In October 2004 AJN published “The Fear Is Still in Me” by Kathleen McCullough-Zander and Sharyn Larson, an article detailing how nurses might identify, assess, and treat the approximately 400,000 to 500,000 survivors of torture now living in the U.S. (I was the editor). It’s not a subject most people like to think about, but there it is.

And now here it is again, according to a “long-secret” report by the International Committee of the Red Cross that was completed in 2007 and only recently published online by the New York Review of Books. Only this time, it’s health care personnel—a group that “should be understood to include physicians, psychiatrists, psychologists, nurses and other para-health staff”—who allegedly participated in torture. No, they weren’t there to safeguard the victims.
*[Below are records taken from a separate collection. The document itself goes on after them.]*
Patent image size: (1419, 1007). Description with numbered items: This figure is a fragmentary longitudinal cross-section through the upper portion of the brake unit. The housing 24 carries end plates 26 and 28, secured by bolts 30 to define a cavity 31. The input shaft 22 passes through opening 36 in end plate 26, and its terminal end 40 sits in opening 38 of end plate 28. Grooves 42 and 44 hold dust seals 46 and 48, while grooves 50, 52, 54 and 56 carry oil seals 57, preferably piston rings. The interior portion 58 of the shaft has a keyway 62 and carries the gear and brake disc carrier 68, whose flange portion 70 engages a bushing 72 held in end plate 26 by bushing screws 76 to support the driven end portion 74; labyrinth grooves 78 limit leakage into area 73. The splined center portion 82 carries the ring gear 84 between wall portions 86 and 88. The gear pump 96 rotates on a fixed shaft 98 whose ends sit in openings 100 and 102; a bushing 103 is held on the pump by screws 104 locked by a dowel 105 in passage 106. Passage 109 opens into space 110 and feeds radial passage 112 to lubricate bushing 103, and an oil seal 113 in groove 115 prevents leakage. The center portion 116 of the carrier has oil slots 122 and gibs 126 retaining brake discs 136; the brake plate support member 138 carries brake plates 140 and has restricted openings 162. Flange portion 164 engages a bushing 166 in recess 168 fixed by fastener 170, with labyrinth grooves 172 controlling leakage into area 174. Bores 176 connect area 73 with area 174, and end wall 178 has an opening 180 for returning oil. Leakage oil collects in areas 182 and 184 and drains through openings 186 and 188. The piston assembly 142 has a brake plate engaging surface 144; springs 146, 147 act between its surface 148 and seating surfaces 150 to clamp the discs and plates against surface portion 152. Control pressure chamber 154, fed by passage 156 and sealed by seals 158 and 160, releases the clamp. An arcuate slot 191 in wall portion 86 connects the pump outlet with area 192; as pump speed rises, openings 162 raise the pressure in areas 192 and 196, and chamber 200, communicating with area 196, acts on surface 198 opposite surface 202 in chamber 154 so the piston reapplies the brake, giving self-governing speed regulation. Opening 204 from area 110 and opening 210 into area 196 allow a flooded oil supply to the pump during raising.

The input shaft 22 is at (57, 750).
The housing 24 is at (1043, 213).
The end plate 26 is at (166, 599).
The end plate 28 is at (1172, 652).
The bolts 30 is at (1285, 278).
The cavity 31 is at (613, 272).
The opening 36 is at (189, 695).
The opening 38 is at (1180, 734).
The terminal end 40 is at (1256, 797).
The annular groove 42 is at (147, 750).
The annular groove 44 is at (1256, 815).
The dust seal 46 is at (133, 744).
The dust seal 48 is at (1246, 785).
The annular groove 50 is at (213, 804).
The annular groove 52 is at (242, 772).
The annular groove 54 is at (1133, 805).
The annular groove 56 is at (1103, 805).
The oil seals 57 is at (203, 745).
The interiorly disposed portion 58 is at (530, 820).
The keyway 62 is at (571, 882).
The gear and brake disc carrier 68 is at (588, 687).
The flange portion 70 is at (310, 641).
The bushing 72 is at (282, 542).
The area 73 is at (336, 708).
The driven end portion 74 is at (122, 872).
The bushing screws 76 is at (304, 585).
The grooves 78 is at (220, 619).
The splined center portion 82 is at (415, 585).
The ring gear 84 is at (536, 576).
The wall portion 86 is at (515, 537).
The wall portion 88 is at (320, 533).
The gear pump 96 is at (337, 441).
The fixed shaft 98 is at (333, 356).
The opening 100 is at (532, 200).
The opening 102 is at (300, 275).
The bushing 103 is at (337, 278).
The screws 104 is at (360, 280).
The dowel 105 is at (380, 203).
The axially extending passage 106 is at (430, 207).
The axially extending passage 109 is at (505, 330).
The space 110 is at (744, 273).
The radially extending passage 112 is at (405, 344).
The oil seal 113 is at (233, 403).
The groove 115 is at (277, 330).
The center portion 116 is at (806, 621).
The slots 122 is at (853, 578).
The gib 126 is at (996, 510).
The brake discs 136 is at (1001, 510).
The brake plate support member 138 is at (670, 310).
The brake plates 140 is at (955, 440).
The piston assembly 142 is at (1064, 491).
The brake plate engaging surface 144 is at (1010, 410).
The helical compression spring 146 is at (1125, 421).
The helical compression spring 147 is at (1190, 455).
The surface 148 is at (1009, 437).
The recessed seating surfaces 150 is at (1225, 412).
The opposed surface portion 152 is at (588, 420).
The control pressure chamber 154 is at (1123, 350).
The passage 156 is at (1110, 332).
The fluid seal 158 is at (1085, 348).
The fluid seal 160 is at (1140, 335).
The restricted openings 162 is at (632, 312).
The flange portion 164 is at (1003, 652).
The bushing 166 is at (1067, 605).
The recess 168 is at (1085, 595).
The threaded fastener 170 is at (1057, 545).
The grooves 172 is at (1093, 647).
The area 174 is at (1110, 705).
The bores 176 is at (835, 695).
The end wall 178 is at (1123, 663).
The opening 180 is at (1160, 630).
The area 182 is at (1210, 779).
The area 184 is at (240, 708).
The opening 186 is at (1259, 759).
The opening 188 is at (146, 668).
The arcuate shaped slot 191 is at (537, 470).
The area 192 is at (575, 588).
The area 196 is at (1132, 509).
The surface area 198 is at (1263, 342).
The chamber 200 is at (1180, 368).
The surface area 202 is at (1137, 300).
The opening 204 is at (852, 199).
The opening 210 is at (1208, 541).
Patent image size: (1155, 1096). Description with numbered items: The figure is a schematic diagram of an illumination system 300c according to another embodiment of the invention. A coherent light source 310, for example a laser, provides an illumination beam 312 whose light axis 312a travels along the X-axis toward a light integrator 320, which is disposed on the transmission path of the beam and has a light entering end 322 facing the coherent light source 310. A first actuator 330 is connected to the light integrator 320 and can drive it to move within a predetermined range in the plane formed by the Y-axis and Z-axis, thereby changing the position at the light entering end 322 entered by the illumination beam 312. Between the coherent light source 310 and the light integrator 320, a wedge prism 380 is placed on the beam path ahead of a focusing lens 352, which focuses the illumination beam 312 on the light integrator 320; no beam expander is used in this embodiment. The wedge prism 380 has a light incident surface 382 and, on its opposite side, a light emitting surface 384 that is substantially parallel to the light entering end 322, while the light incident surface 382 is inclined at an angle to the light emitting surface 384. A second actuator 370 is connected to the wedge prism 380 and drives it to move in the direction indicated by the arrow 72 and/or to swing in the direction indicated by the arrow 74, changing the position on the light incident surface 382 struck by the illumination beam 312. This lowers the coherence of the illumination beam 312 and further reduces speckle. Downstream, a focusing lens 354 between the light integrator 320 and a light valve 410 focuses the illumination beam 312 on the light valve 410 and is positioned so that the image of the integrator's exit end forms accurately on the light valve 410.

As an article about the report in Monday’s New York Times notes, the role of such professionals “was primarily to support the interrogators, not to protect the prisoners.”

Does it matter that those tortured were suspected of terrorism and were being held by the CIA overseas? Not to the International Council of Nurses, which has issued and twice revised a position statement that calls for nurses to actively oppose torture; I can find no exceptions named. Indeed, many nurses—including McCullough-Zander and Larson—have argued that the prevention of human rights abuses is itself a nursing responsibility. It’s an […]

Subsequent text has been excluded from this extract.